I’m trying to get to the bottom of an ongoing issue we have with one of our apps.
At seemingly irregular intervals (sometimes every few weeks, other times up to a couple of times a day), a Meteor method will not complete.
To the end-user, this normally appears when trying to “submit” a button - an insert or update for example and then a spinner will display but the method will just seemingly “hang” - ie: no error is returned and no return value either.
If the page is manually refreshed it appears that the operation has in fact been successful but the end users are having to manually refresh the page each time.
I should say that restarting my containers (I’m currently using Scalingo PAAS) immediately solves this problem and yet there are no metrics indicating any memory or CPU spikes or issues. In fact levels are fairly comfortable.
Has anyone experienced anything similar or could help determine if this lack of reaction is most likely at the code, server or DB level?
Assuming that it is known to you which single method is affected, can you give us an outline of what it does, technically, and how it is done? Are there any peculiarities, outgoing API calls or anything else out of the ordinary, everyday bread-and-butter mongodb CRUD thing?
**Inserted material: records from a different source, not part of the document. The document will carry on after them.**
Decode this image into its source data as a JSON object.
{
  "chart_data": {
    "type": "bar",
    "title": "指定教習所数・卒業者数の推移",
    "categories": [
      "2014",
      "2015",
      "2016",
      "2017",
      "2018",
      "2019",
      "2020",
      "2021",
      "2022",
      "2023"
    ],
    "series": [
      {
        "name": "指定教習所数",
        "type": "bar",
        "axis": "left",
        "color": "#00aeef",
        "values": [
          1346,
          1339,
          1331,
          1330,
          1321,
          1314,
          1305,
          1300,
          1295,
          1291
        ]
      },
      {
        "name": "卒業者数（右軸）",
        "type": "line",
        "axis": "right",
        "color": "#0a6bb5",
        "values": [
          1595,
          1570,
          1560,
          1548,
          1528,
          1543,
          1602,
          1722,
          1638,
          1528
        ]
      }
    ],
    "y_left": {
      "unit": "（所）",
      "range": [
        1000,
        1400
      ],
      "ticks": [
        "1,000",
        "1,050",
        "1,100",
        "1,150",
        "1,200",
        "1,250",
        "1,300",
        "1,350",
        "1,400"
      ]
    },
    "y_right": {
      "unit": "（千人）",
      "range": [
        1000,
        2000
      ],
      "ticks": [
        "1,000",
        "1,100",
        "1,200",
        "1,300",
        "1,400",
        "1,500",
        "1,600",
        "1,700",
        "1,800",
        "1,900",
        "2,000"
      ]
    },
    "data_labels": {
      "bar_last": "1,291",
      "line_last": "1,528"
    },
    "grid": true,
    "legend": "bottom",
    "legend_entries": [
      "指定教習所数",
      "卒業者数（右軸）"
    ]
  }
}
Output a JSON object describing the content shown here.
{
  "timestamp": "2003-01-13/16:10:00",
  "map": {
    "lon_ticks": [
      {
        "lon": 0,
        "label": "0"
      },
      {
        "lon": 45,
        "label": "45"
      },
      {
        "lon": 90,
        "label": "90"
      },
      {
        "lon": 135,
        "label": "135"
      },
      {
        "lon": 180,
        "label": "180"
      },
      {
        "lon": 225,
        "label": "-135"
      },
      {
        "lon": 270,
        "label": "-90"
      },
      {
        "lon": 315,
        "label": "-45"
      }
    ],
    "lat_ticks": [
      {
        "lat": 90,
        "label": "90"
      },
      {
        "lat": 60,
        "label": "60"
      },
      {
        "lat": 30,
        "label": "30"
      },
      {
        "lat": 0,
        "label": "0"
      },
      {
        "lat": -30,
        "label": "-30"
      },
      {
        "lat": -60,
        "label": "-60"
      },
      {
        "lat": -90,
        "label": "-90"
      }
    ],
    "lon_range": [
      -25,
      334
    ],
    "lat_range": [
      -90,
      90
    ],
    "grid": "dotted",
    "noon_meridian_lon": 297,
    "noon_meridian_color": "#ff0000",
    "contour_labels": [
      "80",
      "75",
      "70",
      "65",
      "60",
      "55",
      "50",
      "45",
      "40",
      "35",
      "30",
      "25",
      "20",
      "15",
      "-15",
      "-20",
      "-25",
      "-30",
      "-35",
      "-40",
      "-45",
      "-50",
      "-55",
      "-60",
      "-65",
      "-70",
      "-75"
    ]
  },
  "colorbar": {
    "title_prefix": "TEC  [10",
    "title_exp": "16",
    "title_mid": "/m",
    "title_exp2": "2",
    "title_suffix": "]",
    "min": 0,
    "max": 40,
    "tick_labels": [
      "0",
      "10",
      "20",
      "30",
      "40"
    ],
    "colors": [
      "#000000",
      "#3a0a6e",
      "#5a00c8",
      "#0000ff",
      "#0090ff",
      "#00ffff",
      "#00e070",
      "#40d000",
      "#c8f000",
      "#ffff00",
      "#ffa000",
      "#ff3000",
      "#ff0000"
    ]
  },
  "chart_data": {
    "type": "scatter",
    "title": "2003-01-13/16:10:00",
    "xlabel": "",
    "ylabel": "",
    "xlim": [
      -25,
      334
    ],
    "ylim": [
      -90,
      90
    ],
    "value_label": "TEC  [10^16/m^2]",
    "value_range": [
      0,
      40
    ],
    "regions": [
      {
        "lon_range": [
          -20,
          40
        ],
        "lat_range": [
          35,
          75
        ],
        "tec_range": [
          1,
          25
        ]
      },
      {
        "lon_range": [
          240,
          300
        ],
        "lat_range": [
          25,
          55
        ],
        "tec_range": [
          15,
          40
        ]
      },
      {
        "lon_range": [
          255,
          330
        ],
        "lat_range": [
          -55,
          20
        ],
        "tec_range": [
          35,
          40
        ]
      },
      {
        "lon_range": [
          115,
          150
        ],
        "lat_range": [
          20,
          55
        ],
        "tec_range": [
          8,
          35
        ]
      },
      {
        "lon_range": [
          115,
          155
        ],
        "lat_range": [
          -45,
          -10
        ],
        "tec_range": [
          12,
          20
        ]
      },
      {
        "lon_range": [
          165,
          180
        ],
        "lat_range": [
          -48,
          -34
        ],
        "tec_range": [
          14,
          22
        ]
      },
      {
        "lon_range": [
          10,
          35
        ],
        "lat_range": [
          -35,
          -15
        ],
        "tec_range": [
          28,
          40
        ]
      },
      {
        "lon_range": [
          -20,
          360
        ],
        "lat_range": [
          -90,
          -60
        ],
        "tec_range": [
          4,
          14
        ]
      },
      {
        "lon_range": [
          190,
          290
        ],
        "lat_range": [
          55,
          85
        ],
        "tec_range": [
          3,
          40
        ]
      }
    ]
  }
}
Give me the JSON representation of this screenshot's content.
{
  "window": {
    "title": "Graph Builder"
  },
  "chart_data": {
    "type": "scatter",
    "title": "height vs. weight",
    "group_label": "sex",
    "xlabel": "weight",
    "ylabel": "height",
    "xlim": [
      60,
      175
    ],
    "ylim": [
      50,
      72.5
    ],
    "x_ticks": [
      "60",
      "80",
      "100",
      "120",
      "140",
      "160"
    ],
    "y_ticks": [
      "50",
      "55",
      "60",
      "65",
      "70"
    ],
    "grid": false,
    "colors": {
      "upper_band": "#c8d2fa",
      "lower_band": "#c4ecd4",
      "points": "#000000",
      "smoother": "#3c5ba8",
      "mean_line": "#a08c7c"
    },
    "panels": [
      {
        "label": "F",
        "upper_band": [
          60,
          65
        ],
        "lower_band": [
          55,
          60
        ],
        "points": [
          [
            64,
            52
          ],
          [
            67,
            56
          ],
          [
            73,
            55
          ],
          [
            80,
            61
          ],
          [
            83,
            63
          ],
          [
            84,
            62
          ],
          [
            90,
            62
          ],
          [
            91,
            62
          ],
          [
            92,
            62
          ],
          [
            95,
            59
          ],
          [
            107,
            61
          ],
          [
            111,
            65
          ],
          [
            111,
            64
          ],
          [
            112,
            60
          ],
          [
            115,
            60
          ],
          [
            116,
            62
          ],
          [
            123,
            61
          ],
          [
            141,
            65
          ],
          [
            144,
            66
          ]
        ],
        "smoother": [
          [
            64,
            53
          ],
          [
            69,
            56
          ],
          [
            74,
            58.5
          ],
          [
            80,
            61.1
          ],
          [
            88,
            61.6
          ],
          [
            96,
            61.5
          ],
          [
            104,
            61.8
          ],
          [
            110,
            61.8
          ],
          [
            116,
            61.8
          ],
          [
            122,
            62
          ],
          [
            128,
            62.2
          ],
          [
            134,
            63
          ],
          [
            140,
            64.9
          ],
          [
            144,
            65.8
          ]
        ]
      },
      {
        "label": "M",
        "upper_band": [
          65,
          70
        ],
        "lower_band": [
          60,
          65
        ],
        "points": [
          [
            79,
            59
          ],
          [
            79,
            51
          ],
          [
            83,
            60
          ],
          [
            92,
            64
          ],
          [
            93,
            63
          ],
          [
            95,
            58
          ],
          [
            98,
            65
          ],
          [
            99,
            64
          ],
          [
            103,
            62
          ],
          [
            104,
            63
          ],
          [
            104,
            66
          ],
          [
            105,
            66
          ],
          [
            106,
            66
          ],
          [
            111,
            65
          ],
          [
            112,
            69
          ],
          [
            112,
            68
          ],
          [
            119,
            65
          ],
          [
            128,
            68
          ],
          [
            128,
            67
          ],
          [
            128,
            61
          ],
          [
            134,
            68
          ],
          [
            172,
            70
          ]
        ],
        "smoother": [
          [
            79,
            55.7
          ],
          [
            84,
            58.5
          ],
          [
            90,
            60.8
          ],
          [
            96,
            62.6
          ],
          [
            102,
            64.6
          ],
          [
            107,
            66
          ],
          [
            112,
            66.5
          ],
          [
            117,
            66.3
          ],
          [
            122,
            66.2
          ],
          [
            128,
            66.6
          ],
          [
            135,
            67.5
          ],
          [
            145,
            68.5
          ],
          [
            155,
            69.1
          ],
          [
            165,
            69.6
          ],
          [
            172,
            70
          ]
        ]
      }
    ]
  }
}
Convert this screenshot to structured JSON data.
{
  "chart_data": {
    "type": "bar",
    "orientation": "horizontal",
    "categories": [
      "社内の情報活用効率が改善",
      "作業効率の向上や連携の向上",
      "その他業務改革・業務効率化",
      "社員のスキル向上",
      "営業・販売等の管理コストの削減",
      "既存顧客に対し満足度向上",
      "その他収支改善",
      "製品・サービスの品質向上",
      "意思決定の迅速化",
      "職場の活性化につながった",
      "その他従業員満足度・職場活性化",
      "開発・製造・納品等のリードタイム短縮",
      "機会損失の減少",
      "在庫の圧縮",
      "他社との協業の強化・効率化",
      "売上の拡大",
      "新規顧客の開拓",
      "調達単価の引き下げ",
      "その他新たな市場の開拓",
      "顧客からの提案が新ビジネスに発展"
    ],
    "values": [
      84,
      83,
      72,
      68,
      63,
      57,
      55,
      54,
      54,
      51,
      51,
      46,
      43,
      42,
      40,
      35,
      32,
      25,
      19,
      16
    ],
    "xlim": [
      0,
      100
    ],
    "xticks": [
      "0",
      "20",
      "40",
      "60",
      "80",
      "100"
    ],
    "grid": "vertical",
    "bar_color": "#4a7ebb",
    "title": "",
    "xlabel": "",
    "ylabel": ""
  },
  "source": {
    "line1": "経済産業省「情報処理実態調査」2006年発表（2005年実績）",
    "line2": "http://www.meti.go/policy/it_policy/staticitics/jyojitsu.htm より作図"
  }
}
Can it be for example that it in fact returns a Promise which sometimes, due to a bug maybe, neither resolves nor rejects?
Thanks for your reply. You make some good questions and I think I could have been clearer. This is happening with seemingly all methods that involve database operations, so not just on one particular method.
Also there are no third party APIs involved, just, like you say, regular MongoCrud stuff
Is there anything in the logs about errors thrown either on the server or on the clients? Do you use any error logger service on the client in the first place?
I urge you to introduce error logging on your app’s client side. Right now you simply can’t know what’s going on on the client in terms of stability, often thwarted by the strangest errors on various devices and browsers. Also highly recommended to review the usage of react error boundary in your app (assuming you use react). If not set up correctly, sometimes even a trivial error can disable your entire application.
This suggests that the error is on the client side; when you restart your containers, your clients get restarted too. My guess is that your client apps keep running for a while after the restart until more and more of them run into the undetected error and stop working again.
EDIT: sorry, I misread your last anwer. Are you saying that you have client side error logging and nothing is logged there either?
Thanks again for a really helpful answer. I’m not using any particular client side logging, would you be able to advise on any solution in particular. So far when the problem has arisen, I have been informed and I can replicate the problem on my own connection with no errors appearing in the browser console.
It’s also triggering a problem for all users, my understanding is if it were a client-side issue it would only affect the user(s) who has triggered that particular bug/issue?
Thanks for your continued, helpful advice
EDIT: Edit to say that I’ve now set up an instance of this app on a different provider (NodeChef) to see if the configuration makes a difference. This setup also includes Meteor APM, not sure if that will reveal any potential problems
That’s good; if I’m not mistaken, Meteor APM also comes with a built-in facility of error logging. Let’s hope that this setup turns up errors either on the server or on the client.
Other than Meteor APM’s own error logging there are plenty of frameworks available, just google “javascript error logging”. Some are for free, others are paid but have a free tier, others are paid only. I however can’t advise you on which one is good, unfortunately.
I have my own ideas of error flow, which go far beyond the mere catching and reporting of all errors, and comprise the collection of relevant context data of the respective error situation. Whereas all frameworks I am aware of only ever deal with catching, transporting and displaying the mere errors caught.
We don’t know yet; it may just as well be that at some point one of the methods returns some data, either correctly or in error, that, once that happens, causes an error on the client, be it even a very trivial one, which knocks out all clients one by one once they get there.
Can’t it be that a piece of data that all or most of your clients get to load sooner or later via one of your methods got corrupted somehow, and this returned corrupt data is knocking off the clients? Then when you restart your containers, it takes a while for each client to load and process that piece of data again.
Thanks Peter, hopefully the APM will turn up something for sure. You’ve given me some really good ideas for trying to track this down further so I’ll try and debug further!
I’m not aware of much shared local state between multiple users that would be rest on page refresh that would be causing this issue hence why I was wondering whether it could ba a database CPU/RAM issue.